Mark Renier (1992-2006): He took over as general manager in 1993 and helped build 99X’s revenues to its peak in 2003. Since his departure, he has worked at various outdoor advertising companies. He is currently sales manager at Link Media Outdoor.
Before the ratings reflected 99X’s success, he said he knew the station was special based on how listeners reacted to promotions and advertising. “It could be a retail store or Best Buy or Smith’s Old Bar. We’d bring an artist over and have no time to promote and listeners would show up. Back in the day, there was the Turtles chain. We’d start playing something and they would see the sales spike.”

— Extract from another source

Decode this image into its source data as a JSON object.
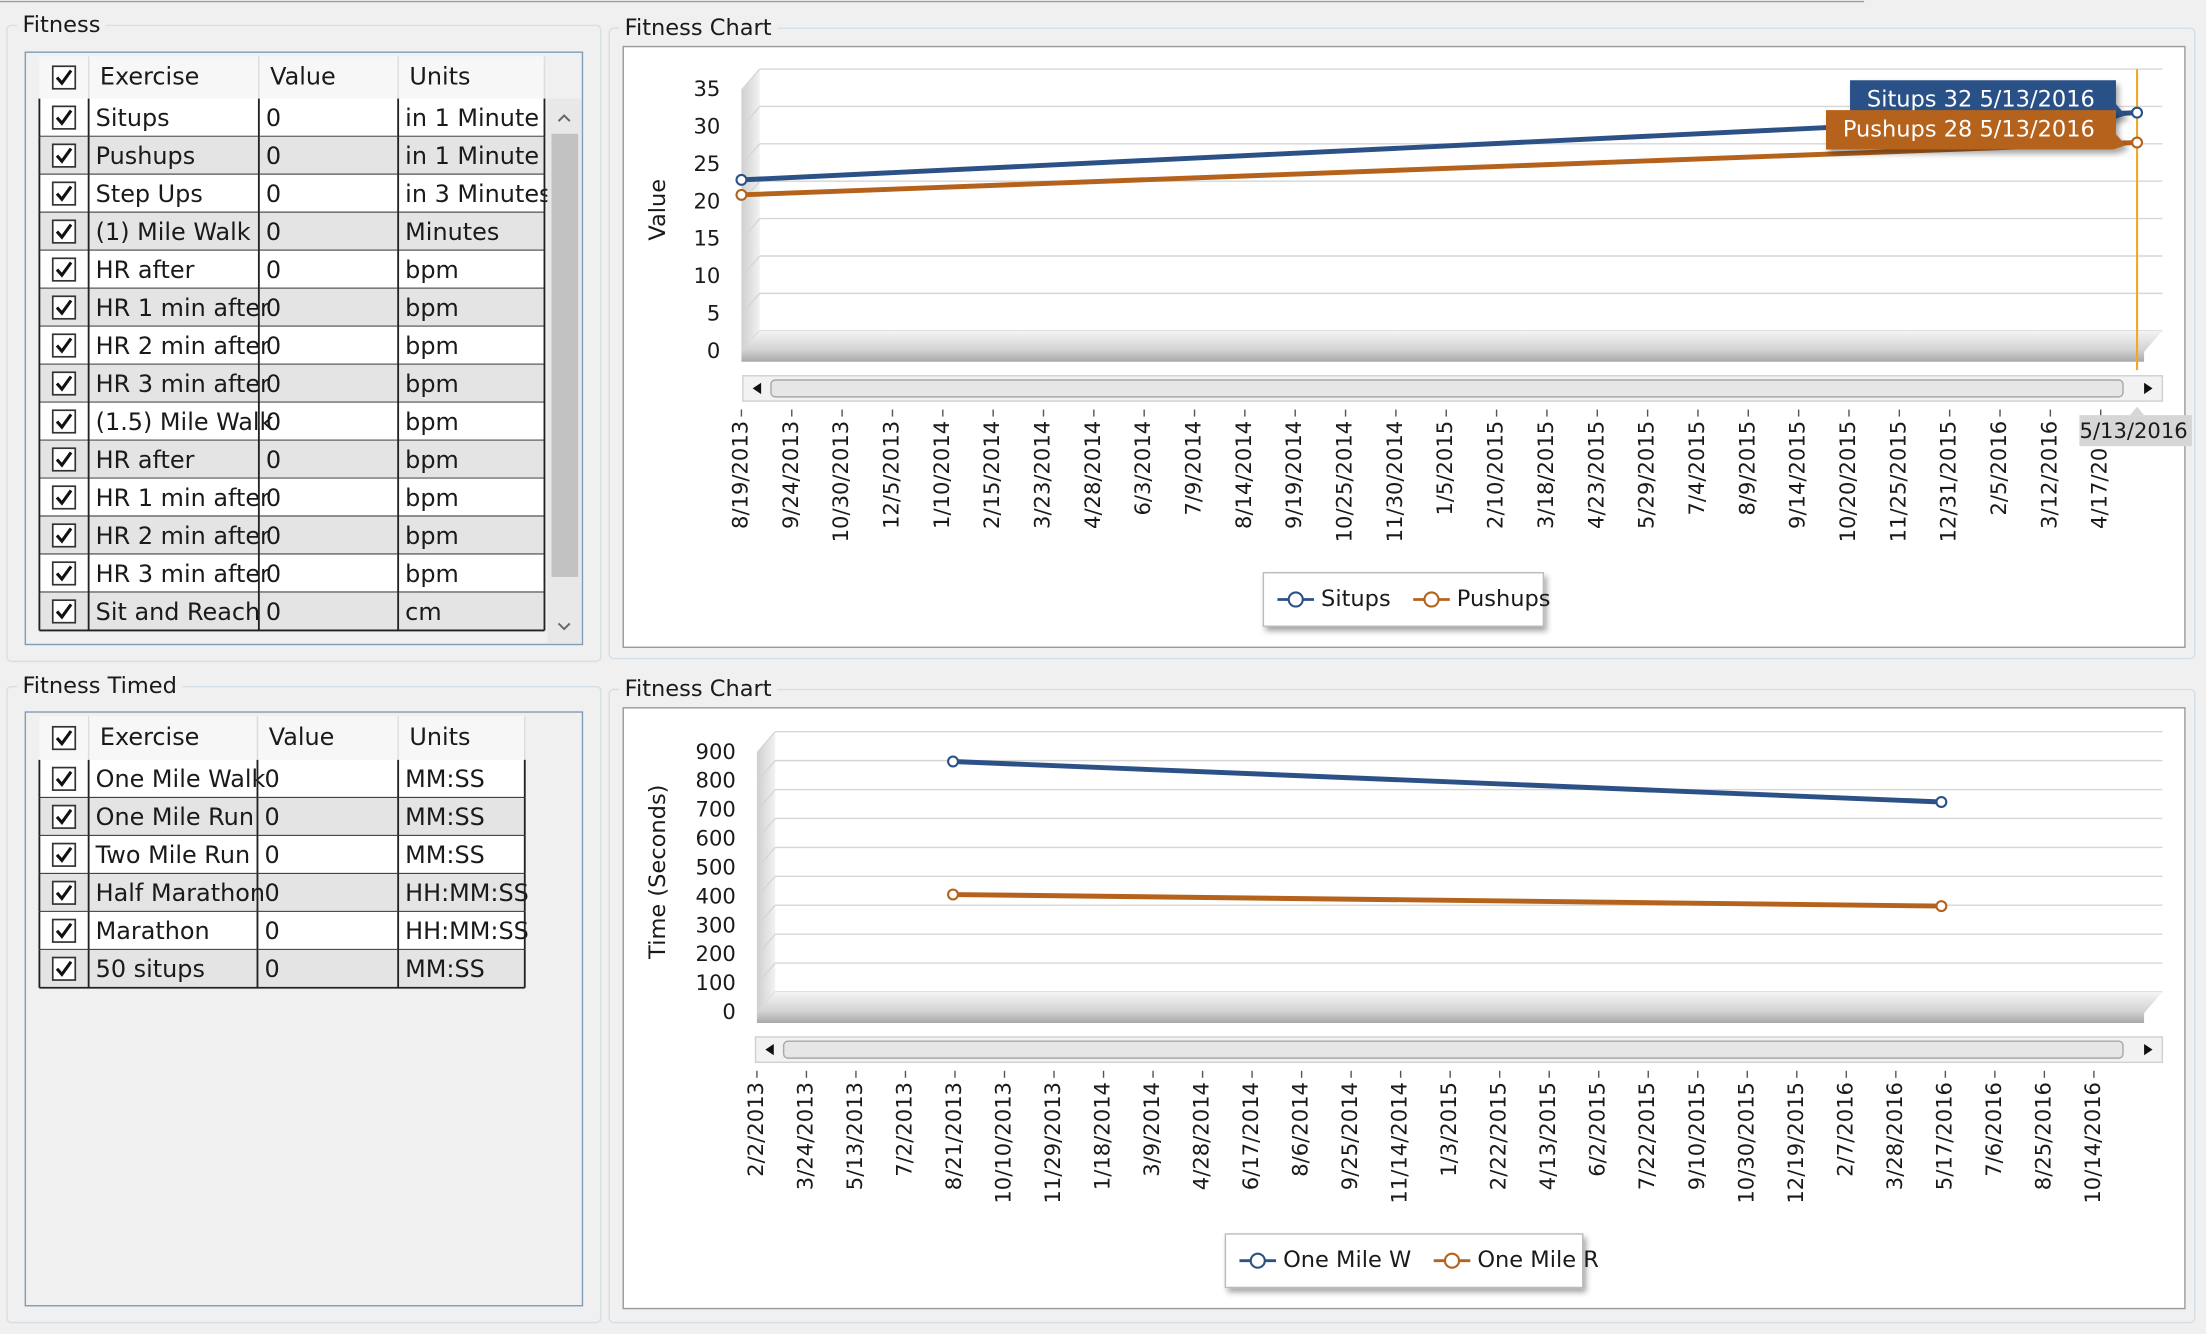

Chris Williams (1999-2004): He was assistant program director, music director, then program director at 99X during its transition to a harder sound. After leaving 99X, he started Project 96.1, an active rock station that was basically what he wanted 99X to be and ultimately took away a huge swath of 99X’s younger listeners. Although IHeartMedia killed Project in 2012 in favor of a top 40 station, Williams was given more responsibility at the company because they knew he was smart. He’s now chief product officer for the IHeartRadio app.
Williams and Fram ultimately fought over how 99X would evolve as the music changed and its original audience aged. Keep the old audience and grow with them or keep the station young and let the 30-somethings naturally age out to other radio stations.
“I believed we were best served if we stayed fixed and allowed people to age into and out of it,” he said. “It meant we’d always attract younger listeners. Aspirationally, older folks would check back and find out what’s contemporary. If we age too far, we’d lose some credibility. That was my viewpoint.”
At the same time, Williams saw how well the Bert Show was doing with authenticity and the Regular Guys with outrage. The 99X morning show as flagging. He wanted to bring in Toucher and Wally and overhaul the morning show with new blood. But Fram insisted they keep her and Baron there. This created an awkward marriage.
And Williams was soon sent out the door.
“I lost politically,” he said. “The strategy that won was straddling the fence. We don’t have to pick one or the other. We can maintain both and have the best of both worlds. I didn’t agree – maybe a little too vigorously.”
In the end, he was right. 99X lost the cool factor with the younger fans while alienating its older ones. It got the worst of all worlds. And when Cumulus took over, the station had reached a point of no return and by 2008, the company decided to dump 99X and most of what was left of its original staff in favor of Rock 100.5 and ultimately, the Regular Guys.